It’s possible to save money as a student, even if you earn minimum wage.
It’s not easy to save money as a student, particularly if your on-campus or off-campus job pays you a pittance. However, if you make saving a priority and utilize some of the creative tactics outlined below, you can put aside a surprising amount of money while you continue to pay tuition, chip away at your student loans, and make the most of student life.
Automatic Savings Deposits
The sooner you get into the habit of putting aside money for savings, the better. If invested correctly, the savings you begin to build up now could pay huge dividends down the road. Even ten dollars a week could make a major difference in your long-term savings. Make saving easier by setting up an automatic deposit system with your bank. You can arrange to take a certain amount of money out of your checking account every month and place it in savings. Resist the temptation to simply divert this money back to checking; once it hits your savings account, it should stay there.
Determine a Prudent Balance Between Savings and Paying Off Loans
If you’re like most students, you’ve taken out at least one federal or private loan in the interest of covering your tuition bill. Many loans allow you to wait until after you’ve graduated or stopped attending college to start making payments, but this approach isn’t always wise; it’s a quick recipe for extensive interest. Unfortunately, few students can afford to both pay down student loans and put money into savings at the same time.
There is no one clear approach to savings and loan payments that works best in all situations; a lot will depend on your interest rates, both for your loans and your savings account. Having an emergency fund is always prudent, so work on building that up first, and then, once you have a little money set aside, split your efforts between student loan interest (which you can write off on your taxes) and savings.
Put Your Entire Tax Refund Toward Savings
There’s nothing quite like receiving that much-needed refund and going on a big shopping trip. But is that the best use of your refund? Depending on how much you get back, you could potentially put hundreds of dollars — or more — toward savings. Look carefully into write-offs to determine whether you can maximize your return. Although students tend to be ineligible for most write-offs, you could potentially use charitable contributions, health care expenses, student loan interest, or even tuition. If necessary, consult with your parents to determine who will take education tax breaks.

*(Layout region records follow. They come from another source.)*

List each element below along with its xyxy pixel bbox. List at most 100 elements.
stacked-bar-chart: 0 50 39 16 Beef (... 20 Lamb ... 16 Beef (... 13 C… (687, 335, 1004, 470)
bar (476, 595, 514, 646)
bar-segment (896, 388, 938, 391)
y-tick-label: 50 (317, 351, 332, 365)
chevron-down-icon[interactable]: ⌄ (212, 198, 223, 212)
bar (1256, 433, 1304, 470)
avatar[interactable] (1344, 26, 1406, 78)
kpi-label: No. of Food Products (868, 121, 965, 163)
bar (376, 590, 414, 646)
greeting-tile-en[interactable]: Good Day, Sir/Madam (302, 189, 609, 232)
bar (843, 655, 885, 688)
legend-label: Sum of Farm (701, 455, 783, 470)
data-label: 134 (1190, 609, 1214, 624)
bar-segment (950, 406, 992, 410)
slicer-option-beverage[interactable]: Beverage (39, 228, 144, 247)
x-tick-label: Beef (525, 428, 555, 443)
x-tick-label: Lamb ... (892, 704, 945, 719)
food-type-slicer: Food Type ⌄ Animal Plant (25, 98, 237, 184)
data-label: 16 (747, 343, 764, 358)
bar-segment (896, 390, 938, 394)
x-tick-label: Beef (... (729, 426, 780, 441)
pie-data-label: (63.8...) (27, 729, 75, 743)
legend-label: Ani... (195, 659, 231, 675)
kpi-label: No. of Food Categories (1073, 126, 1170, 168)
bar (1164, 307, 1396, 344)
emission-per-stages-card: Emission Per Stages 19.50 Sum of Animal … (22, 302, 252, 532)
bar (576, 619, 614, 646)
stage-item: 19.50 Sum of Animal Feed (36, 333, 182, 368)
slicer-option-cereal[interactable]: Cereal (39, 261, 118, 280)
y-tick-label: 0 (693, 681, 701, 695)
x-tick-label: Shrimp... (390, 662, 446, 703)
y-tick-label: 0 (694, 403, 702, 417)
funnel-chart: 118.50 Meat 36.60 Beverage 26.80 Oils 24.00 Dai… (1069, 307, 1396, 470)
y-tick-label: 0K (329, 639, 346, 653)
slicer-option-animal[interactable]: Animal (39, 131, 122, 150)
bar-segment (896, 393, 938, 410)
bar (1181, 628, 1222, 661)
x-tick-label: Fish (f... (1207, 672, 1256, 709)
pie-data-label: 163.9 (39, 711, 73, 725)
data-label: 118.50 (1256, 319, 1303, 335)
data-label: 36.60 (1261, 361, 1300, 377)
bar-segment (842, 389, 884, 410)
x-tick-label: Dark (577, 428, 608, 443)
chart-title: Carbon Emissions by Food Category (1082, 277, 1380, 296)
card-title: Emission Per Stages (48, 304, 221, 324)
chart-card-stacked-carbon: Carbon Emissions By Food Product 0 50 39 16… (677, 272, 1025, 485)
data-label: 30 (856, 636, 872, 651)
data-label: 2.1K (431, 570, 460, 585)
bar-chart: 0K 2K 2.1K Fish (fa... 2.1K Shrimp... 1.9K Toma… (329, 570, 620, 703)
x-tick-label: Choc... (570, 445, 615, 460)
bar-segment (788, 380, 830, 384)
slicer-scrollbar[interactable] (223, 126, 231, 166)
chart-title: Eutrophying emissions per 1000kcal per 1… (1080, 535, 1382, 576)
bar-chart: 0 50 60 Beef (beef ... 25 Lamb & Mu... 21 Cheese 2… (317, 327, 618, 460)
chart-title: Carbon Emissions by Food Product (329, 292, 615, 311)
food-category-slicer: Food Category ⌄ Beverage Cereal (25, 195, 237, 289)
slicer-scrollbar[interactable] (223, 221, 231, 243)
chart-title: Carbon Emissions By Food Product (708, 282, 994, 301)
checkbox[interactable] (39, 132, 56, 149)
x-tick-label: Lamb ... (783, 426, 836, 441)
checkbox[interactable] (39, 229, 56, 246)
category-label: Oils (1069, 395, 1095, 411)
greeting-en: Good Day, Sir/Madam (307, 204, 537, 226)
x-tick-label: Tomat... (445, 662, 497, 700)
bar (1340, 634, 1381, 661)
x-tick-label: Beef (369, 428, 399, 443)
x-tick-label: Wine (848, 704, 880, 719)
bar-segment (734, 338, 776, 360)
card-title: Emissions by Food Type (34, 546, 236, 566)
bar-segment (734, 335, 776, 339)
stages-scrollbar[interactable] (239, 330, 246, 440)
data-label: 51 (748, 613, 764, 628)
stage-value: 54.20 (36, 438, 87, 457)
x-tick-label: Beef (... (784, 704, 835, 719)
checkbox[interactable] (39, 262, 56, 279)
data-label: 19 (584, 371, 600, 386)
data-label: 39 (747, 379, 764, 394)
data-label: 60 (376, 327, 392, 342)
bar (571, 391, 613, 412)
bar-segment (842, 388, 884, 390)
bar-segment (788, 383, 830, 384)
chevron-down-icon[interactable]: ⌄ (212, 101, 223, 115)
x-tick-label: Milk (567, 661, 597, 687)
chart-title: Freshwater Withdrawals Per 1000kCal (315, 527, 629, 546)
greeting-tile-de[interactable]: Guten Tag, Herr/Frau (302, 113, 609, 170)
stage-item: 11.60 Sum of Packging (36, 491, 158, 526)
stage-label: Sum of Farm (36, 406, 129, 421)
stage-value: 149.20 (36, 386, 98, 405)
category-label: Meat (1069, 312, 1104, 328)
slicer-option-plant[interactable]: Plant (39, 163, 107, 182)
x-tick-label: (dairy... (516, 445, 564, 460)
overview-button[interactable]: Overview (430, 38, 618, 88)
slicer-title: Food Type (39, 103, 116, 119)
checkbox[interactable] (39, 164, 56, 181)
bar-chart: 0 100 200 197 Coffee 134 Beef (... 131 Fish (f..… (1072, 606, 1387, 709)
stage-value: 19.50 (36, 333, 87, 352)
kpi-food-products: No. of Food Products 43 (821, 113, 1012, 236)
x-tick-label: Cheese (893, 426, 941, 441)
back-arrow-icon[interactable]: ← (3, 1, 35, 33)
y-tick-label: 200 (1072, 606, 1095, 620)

Live at Home and Attend Community College
If you’re blowing all your money on tuition and an overrated dorm room, you’ll never have enough to set aside for savings. Consider rethinking what it means to have a true college experience — do you really need to live on campus? By swapping those first two years at a more expensive institution for community college, you could save tens of thousands of dollars, giving you more room to invest your meager paycheck in savings. Furthermore, if you spend those two years living with your parents, you can save a bundle on rent and meal plans.
Saving is rarely a priority for college students, but it should be. Even if you make minimum wage and only work a few hours a week, you can still get into the habit of setting aside a few dollars each week. The more you save now, the better off you’ll be after graduation.